Abstract | The seismic performance of a structure/component is influenced by aleatory randomness and epistemic uncertainty, but also by the intensity measure (IM) selected for the assessment. Aleatory randomness results from natural ground motion record variability, while epistemic uncertainty corresponds to modelling assumptions, parameter variability, omissions or simplifications. IM selection, though, depends on the analyst and the data available. Potential
candidate IMs are the peak ground acceleration (a nuclear industry standard), spectral acceleration at a fundamental period of the structure (the relative newcomer), and average spectral acceleration in the range of short periods (the novel option). Their performance in quantifying uncertainty for short-period nuclear powerplants is not given, nor is it necessarily obvious given the sizeable uncertainties involved. To provide a basis for discussion, a singledegree-of-freedom non-structural component in an AP1000 reactor building is used as casestudy. Three alternative uncertainty propagation approaches are employed: (a) Monte Carlo simulation with classic Latin hypercube sampling, (b) Monte Carlo simulation with progressive Latin hypercube sampling and (c) a first-order second-moment method, representing different compromises between speed and accuracy. The resulting fragility curves of the non-structural component are compared in terms of efficiency for assessing its performance, offering evidence in support of optimizing IM selection.

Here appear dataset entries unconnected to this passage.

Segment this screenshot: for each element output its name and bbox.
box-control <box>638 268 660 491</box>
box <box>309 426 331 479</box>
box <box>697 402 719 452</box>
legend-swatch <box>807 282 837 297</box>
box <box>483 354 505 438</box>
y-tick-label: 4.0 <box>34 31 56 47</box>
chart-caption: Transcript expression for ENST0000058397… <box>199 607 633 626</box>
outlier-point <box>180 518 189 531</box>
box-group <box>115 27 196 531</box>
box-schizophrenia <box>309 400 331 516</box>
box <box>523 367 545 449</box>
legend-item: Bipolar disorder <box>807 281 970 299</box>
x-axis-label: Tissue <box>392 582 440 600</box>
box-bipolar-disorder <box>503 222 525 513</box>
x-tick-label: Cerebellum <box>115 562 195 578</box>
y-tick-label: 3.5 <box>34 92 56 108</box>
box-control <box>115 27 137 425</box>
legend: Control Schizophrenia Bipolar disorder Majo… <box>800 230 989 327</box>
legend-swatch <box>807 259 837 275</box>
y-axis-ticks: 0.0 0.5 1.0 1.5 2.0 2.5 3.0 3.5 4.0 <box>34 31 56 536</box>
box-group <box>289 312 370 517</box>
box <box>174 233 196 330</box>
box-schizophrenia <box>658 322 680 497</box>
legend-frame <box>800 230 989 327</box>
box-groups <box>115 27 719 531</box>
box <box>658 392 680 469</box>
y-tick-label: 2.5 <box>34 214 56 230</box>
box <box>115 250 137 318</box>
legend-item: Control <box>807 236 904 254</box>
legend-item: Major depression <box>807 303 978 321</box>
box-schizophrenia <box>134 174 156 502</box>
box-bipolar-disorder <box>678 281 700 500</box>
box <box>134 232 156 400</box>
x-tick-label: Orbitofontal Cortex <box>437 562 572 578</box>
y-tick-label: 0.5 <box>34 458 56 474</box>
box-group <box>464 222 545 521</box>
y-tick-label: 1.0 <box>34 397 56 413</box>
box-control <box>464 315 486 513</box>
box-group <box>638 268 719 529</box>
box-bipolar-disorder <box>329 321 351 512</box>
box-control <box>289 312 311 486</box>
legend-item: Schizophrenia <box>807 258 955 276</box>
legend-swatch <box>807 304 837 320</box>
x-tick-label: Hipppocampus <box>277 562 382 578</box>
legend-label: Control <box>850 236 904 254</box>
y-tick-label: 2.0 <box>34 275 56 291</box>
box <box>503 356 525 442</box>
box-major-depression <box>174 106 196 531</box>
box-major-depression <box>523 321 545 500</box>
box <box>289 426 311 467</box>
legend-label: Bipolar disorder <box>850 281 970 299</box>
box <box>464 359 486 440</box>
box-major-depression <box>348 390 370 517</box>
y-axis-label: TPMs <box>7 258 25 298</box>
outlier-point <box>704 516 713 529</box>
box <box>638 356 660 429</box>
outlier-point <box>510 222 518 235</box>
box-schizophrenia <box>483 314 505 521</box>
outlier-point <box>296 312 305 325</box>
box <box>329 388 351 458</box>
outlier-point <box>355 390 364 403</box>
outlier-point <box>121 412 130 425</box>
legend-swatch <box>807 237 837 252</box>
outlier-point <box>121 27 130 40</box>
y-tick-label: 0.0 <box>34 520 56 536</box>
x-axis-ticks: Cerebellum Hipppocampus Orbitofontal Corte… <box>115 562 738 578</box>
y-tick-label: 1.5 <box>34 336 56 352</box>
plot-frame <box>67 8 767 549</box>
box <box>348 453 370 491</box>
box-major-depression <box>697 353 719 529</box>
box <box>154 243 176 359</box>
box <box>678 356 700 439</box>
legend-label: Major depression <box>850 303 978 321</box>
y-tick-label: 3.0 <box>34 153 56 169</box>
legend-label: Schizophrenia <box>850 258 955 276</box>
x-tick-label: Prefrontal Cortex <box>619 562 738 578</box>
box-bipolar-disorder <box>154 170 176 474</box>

Abstract | Three candidate intensity measures are compared in terms of efficiency and sufficiency for assessing the non-structural performance of nuclear powerplant components. These are the peak ground acceleration, the spectral acceleration at the fundamental period of the structure, and the average spectral acceleration in the range of short periods. To do so, single-degree-of-freedom non-structural components of different periods and capacities are considered at different locations within an AP 1000 reactor model. Incremental dynamic analysis is performed for a set of 30 records. The spectral floor accelerations of each SDOF component are monitored and capacity exceedances are recorded to assess the lognormal parameters of component fragility curves. The numerical results demonstrate that average spectral acceleration would be the most useful intensity measure in both efficiency and sufficiency, regardless of location, period or capacity, with the obvious exception of the ground surface. Nevertheless, the conventional choice of the peak ground acceleration remains a very close contender, as it leads to results of low dispersion and little bias for such stiff structures and short-period components.